# Flavour RDA



## JoeBlowsClouds (3/7/16)

Hey all.

Needed some help as per normal.
So for this month of my vape budget I am buying a mod and a dripper. Which is where the problem lies.
I am left with about 600 to spend on a dripper and I'm looking for something that has amazing flavour.

Any suggestions are appreciated
@Rob Fisher suggested the petri from sirvape and yes we know it is a clone.

Thanks all


----------



## Silver (3/7/16)

Hi @JoeBlowsClouds
Most of my flavour chasing happens on my BF atties on my Reos.
RM2 for MTL which I find better for accurate flavour
And the Nuppin for reasonably restricted lung hits
But both of these are being used at relatively lowish power (say 20-40 W)

As a result I have very little experience with RDAs. I have a DogeV2 for big air big lung hits. Good flavour and big clouds but better suited to lower 3mg and 6mg juices. And although I like this type of experience i also like my throat hit while flavour chasing.

I think it depends on whether you want lung hits or mouth to lung and how much power you like vaping at. Whether you want big clouds as well and whether you want a warmish vape.

Let us know and maybe some of the more experienced RDA folk can better advise you


----------



## WDE (3/7/16)

Have you considered the Geekvape tsunami? It's super easy to build on, I have found flavour to be really good and it is a good looking dripper (also has single coil airflow option). I don't have too much experience with others but have been enjoying the tsunami from day one.


----------



## zadiac (3/7/16)

Pollux clone, Double vision clone. Both atties have amazing flavor. Pollux is three post and the double vision is a two post design.


----------



## JoeBlowsClouds (3/7/16)

Okay so just as @Silver suggested here is a little more to know.
I vape anywhere between 60 and 80 watts.
I like warm vaper.
And on this RDA clouds mean nothing to me

Reactions: Like 1


----------



## Spydro (3/7/16)

Virtually any RDA can be a flavor machine if its design is conducive to producing flavor rich vapor with the right build for the liquid it will be running.
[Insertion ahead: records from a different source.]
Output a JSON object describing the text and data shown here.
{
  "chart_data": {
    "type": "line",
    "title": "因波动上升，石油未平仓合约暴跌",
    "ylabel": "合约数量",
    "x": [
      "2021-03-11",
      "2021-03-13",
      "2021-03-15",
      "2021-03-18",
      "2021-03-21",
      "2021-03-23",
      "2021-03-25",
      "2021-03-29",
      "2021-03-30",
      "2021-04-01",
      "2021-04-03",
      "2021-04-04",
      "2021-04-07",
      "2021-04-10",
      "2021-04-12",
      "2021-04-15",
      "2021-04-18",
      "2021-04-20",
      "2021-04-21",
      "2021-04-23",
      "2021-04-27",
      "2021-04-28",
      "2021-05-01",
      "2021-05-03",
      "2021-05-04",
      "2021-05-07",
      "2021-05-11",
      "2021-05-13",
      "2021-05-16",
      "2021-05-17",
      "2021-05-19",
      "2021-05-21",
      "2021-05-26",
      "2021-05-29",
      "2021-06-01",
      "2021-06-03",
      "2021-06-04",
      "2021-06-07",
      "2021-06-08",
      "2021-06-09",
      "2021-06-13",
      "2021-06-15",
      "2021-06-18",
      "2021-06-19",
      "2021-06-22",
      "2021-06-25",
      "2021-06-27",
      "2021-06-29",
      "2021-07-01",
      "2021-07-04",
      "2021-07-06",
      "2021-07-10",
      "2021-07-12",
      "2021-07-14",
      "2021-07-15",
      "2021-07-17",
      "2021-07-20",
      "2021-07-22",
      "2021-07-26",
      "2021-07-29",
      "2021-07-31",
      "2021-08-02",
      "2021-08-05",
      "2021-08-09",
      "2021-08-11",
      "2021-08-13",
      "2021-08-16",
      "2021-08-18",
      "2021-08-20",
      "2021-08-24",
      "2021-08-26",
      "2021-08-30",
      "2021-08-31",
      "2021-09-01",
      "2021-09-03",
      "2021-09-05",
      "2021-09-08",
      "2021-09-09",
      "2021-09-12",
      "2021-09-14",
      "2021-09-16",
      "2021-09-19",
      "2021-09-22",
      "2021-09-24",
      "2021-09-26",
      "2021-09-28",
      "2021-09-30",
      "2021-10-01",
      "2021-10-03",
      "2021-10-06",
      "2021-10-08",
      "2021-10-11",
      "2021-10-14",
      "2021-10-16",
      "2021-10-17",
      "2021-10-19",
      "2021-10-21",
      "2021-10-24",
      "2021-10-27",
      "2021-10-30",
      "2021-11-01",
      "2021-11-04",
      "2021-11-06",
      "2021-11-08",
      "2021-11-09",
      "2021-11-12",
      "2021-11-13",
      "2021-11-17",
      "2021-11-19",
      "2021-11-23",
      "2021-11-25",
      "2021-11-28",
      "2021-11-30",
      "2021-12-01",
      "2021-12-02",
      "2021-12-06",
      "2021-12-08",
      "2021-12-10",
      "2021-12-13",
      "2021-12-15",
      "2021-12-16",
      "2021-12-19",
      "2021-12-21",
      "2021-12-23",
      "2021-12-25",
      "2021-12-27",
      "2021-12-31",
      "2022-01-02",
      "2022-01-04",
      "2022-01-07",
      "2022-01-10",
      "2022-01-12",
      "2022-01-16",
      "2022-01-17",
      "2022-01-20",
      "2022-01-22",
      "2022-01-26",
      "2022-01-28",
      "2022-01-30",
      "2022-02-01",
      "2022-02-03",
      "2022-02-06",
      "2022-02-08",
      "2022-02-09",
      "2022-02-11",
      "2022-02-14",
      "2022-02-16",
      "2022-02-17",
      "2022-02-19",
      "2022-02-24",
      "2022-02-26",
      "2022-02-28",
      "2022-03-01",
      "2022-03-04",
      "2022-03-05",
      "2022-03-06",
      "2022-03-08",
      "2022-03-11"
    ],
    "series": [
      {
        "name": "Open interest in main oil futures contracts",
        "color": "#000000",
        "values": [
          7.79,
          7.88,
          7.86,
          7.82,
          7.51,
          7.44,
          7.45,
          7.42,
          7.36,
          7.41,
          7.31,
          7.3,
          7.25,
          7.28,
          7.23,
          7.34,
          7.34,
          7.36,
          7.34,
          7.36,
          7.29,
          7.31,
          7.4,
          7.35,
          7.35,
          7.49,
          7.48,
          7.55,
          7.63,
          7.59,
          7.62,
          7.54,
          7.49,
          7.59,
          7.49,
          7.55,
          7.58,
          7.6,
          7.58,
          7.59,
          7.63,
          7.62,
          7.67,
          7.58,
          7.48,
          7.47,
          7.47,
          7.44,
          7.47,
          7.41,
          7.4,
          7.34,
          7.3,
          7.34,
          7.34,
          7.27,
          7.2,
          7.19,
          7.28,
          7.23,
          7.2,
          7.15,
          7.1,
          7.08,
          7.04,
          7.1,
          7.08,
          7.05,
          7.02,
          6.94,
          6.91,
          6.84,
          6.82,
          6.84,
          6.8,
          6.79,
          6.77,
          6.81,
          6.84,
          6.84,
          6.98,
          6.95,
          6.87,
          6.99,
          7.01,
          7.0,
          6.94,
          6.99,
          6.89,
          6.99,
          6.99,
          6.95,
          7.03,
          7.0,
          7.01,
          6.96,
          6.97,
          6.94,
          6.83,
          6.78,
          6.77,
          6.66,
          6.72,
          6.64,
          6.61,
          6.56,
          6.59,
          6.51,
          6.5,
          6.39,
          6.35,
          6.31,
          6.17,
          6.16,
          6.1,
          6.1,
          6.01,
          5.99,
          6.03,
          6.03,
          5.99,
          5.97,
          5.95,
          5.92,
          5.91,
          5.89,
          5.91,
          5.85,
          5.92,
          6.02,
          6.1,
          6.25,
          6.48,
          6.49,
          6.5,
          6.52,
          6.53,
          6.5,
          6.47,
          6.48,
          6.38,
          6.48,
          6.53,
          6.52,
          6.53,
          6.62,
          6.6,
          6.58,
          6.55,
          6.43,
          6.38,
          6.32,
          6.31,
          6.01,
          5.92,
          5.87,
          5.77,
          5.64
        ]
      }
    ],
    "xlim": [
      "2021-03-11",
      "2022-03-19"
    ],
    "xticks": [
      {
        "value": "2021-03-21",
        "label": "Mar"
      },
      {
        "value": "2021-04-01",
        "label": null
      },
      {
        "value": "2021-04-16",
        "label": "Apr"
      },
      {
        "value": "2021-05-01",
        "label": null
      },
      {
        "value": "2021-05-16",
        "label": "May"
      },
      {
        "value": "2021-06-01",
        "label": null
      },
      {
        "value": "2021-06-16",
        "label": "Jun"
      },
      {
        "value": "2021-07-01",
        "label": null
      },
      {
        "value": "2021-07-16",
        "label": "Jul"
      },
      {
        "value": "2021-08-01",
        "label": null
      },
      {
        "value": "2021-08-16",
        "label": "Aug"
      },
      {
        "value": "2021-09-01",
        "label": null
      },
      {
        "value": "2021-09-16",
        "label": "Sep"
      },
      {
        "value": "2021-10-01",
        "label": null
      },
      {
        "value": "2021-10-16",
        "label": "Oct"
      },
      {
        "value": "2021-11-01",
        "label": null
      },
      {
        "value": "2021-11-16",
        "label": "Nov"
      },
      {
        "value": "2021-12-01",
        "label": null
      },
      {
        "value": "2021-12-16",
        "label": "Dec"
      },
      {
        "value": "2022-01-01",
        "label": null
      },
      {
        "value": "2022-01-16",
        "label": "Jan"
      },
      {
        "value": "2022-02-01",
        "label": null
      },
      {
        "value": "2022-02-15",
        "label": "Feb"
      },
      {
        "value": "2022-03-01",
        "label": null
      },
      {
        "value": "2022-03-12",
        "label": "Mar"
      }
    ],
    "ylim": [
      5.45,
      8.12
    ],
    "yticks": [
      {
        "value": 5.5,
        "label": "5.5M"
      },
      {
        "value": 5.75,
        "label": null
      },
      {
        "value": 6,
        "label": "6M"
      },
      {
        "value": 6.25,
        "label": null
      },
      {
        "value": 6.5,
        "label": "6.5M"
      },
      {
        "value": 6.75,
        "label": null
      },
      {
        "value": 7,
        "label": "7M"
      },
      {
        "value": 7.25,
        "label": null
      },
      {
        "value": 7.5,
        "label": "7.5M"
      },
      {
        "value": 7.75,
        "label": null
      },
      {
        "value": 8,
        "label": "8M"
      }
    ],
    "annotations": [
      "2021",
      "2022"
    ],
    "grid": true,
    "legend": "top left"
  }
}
Generic builds can work good enough in a variety of RDA's for some folks. But IMO if you want the best the liquid has to offer "to your tastes", you build for the liquid itself in each RDA you run it in.

Reactions: Agree 1


----------



## PsyCLown (3/7/16)

I have an Aeolus Lite and I love it! Fantastic flavour IMO.

I have heard great things about the Tsunami but have not tried one. The same goes for the Sapor with regards to great flavour.
I also have a Mutation X V5 but I prefer my Aeolus Lite for flavour compared to the Mutation.

The iJust 2 tank does not come close to my drippers in terms of flavour.


----------



## Clouds4Days (3/7/16)

JoeBlowsClouds said:


> Hey all.
> 
> Needed some help as per normal.
> So for this month of my vape budget I am buying a mod and a dripper. Which is where the problem lies.
> ...



Hows it going bud.
Flavour you looking for then get yourself the Petri my brother.
I have not tried the clone compared to the authentic but i know uncle @Rob Fisher had a clone before he got the authentic so maybe uncle rob can tell you if there is any diffrence.

I still feel there is a reason you payimg more for the authentic but maybe its only a slight diffrence.

My opinion is keep your R600 next month add R900 to it and buy yourself a authentic Petri.
I know us vapers cant wait but it will be worth it brother.


----------



## Rob Fisher (3/7/16)

Clouds4Days said:


> Hows it going bud.
> Flavour you looking for then get yourself the Petri my brother.
> I have not tried the clone compared to the authentic but i know uncle @Rob Fisher had a clone before he got the authentic so maybe uncle rob can tell you if there is any diffrence.
> 
> ...



The clone isn't too bad.... tolerances are tight and it's a bit of a pain but it was good enough to get me to shell out for an authentic. The authetic is of course perfect.

Reactions: Informative 1


----------